Checkmate: STEM students upset professionals in virtual chess tournament
Published 12:00 am Saturday, January 16, 2021
LAPLACE — Chess is a sport that isn’t confined to a certain space or venue. Virtual tournaments organized during the COVID-19 pandemic have allowed students in the St. John the Baptist Parish STEM Magnet program to battle opponents from all corners of the globe.
STEM students Charles Harris and Cyrel Rodrigazo recently competed in a virtual tournament with more than 2,200 competitors of all ages and skill levels. Sitting with their laptops in PJ’s Coffee of LaPlace, the scholastic players put their game faces on and pulled out upset wins against professional players from around the world.
National chess master Rene Phillips was with the boys as they competed in the tournament. Phillips, who coaches private students and also serves as the chess team coach at the STEM school, said chess engages the parts of the brain used for problem solving, critical thinking and strategizing.
“The two students who participated had an opportunity to pit their minds against some of the best players around the world,” Phillips said. “It was specifically designed to allow players from around the world to engage in competitive play while still maintaining social distancing and all of the CDC precautions here in the United States and from other nations around the world. It was a great platform for students and players of all ages to meet each other and to compete and exemplify good sportsmanship while playing a great game.”
Charles is the newest addition to the chess team, and last week’s tournament is only the second one he has competed in. Despite playing many tough games against much higher rated players, Harris managed to pull off the best win of his short career when he overtook a much older gentleman from Norway.

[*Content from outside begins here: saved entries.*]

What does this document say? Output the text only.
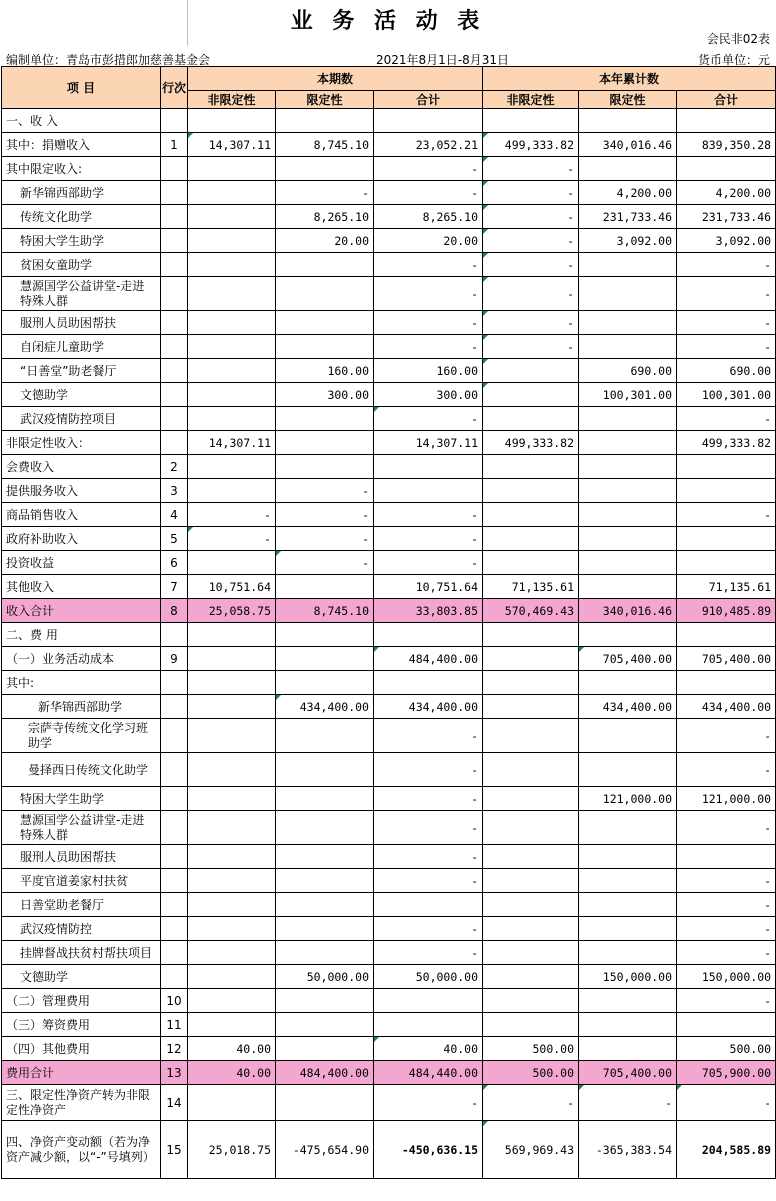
业 务 活 动 表
会民非02表
编制单位：青岛市彭措郎加慈善基金会	2021年8月1日-8月31日	货币单位：元
项 目	行次	本期数			本年累计数		
		非限定性	限定性	合计	非限定性	限定性	合计
一、收 入							
其中：捐赠收入	1	14,307.11	8,745.10	23,052.21	499,333.82	340,016.46	839,350.28
其中限定收入:				-	-		
新华锦西部助学			-	-	-	4,200.00	4,200.00
传统文化助学			8,265.10	8,265.10	-	231,733.46	231,733.46
特困大学生助学			20.00	20.00	-	3,092.00	3,092.00
贫困女童助学				-	-		-
慧源国学公益讲堂-走进特殊人群				-	-		-
服刑人员助困帮扶				-	-		-
自闭症儿童助学				-	-		-
“日善堂”助老餐厅			160.00	160.00		690.00	690.00
文德助学			300.00	300.00		100,301.00	100,301.00
武汉疫情防控项目				-			-
非限定性收入：		14,307.11		14,307.11	499,333.82		499,333.82
会费收入	2						
提供服务收入	3		-				
商品销售收入	4	-	-	-			-
政府补助收入	5	-	-	-			
投资收益	6		-	-			
其他收入	7	10,751.64		10,751.64	71,135.61		71,135.61
收入合计	8	25,058.75	8,745.10	33,803.85	570,469.43	340,016.46	910,485.89
二、费 用							
（一）业务活动成本	9			484,400.00		705,400.00	705,400.00
其中:							
新华锦西部助学			434,400.00	434,400.00		434,400.00	434,400.00
宗萨寺传统文化学习班助学				-			-
曼择西日传统文化助学				-			-
特困大学生助学				-		121,000.00	121,000.00
慧源国学公益讲堂-走进特殊人群				-			-
服刑人员助困帮扶				-			
平度官道姜家村扶贫				-			-
日善堂助老餐厅							-
武汉疫情防控				-			-
挂牌督战扶贫村帮扶项目				-			-
文德助学			50,000.00	50,000.00		150,000.00	150,000.00
（二）管理费用	10						-
（三）筹资费用	11						
（四）其他费用	12	40.00		40.00	500.00		500.00
费用合计	13	40.00	484,400.00	484,440.00	500.00	705,400.00	705,900.00
三、限定性净资产转为非限定性净资产	14			-	-	-	-
四、净资产变动额（若为净资产减少额，以“-”号填列）	15	25,018.75	-475,654.90	-450,636.15	569,969.43	-365,383.54	204,585.89
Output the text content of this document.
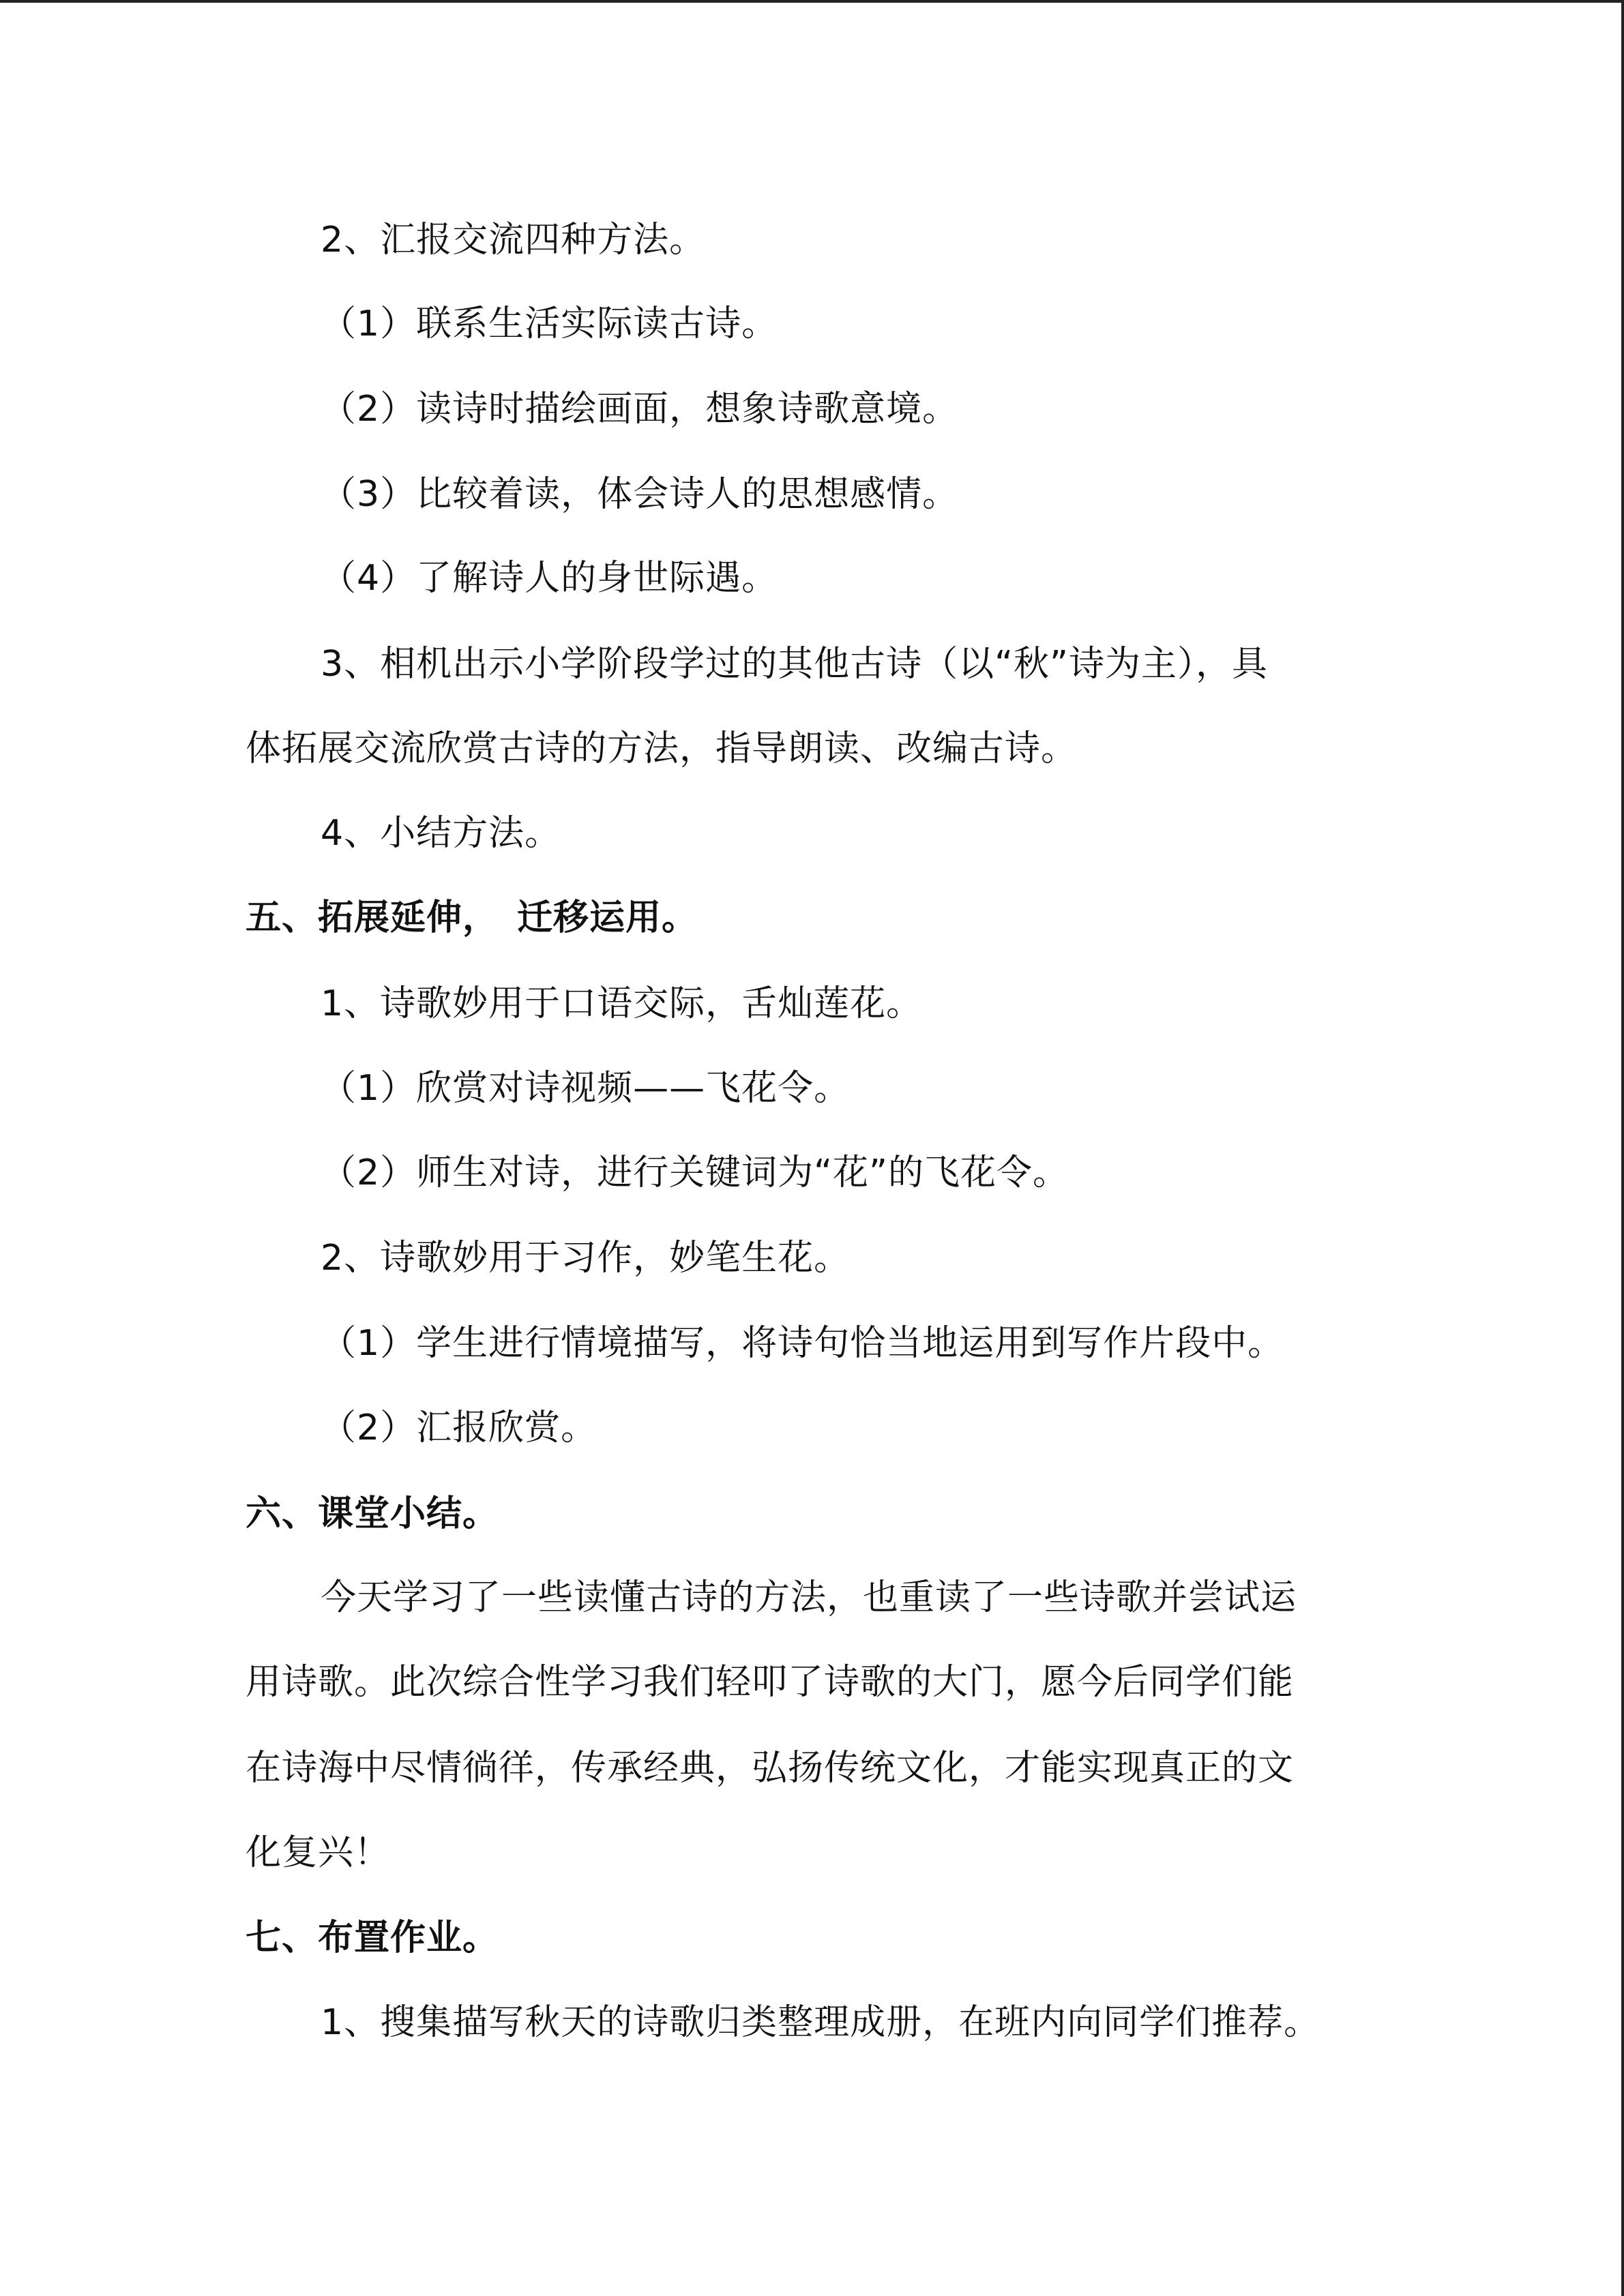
2、汇报交流四种方法。
（1）联系生活实际读古诗。
（2）读诗时描绘画面，想象诗歌意境。
（3）比较着读，体会诗人的思想感情。
（4）了解诗人的身世际遇。
3、相机出示小学阶段学过的其他古诗（以“秋”诗为主），具
体拓展交流欣赏古诗的方法，指导朗读、改编古诗。
4、小结方法。
五、拓展延伸，　迁移运用。
1、诗歌妙用于口语交际，舌灿莲花。
（1）欣赏对诗视频——飞花令。
（2）师生对诗，进行关键词为“花”的飞花令。
2、诗歌妙用于习作，妙笔生花。
（1）学生进行情境描写，将诗句恰当地运用到写作片段中。
（2）汇报欣赏。
六、课堂小结。
今天学习了一些读懂古诗的方法，也重读了一些诗歌并尝试运
用诗歌。此次综合性学习我们轻叩了诗歌的大门，愿今后同学们能
在诗海中尽情徜徉，传承经典，弘扬传统文化，才能实现真正的文
化复兴！
七、布置作业。
1、搜集描写秋天的诗歌归类整理成册，在班内向同学们推荐。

“Typically it’s very seldom that a novice player like Charles gets a chance to play someone who has been playing a lot longer and is a lot older,” Phillips said. “It was one of the highlights of the tournament.”
Rodrigazo was a member of the STEM school’s national championship chess team a year and a half ago. However, he still had a novice rating compared to the professional players competing in the virtual tournament. Three of the four games he won in the tournament were against professional players in an accelerated 10-minute time limit.
“Despite those players having advantageous positions, Cyrel is such a quick thinker and a quick mover that he was able to win those games on time,” Phillips said. “It was a tremendous feat, and he did exceptionally well.”
Even Phillips was able to jump in the tournament and compete.
“It was surreal,” he said. “Not often do you get a chance to play in a tournament with your coach. It was a great opportunity, a great format, and we all had a great time.”
While COVID-19 has impacted every facet of life and every component of the school system, the 2021 Super National Championship for scholastic players is still scheduled to take place in Tennessee in May 2021. Even if the in-person event is cancelled, it is possible the event will move forward virtually.
The Super National Championship takes place only once every four years. With 10,000 chess players from first through 12th grade competing, Phillips joked that there is enough focus and brainpower in the room to split an atom.
“We’re looking forward not only to qualifying, but going represent Louisiana and hopefully coming back with another trophy,” Phillips said.
A good performance can pay off big time, as Phillips said there are many academic scholarships offered around the country for students who excel playing chess.
“Colleges have recognized the merits of chess and how it improves standardized test scores,” Phillips said.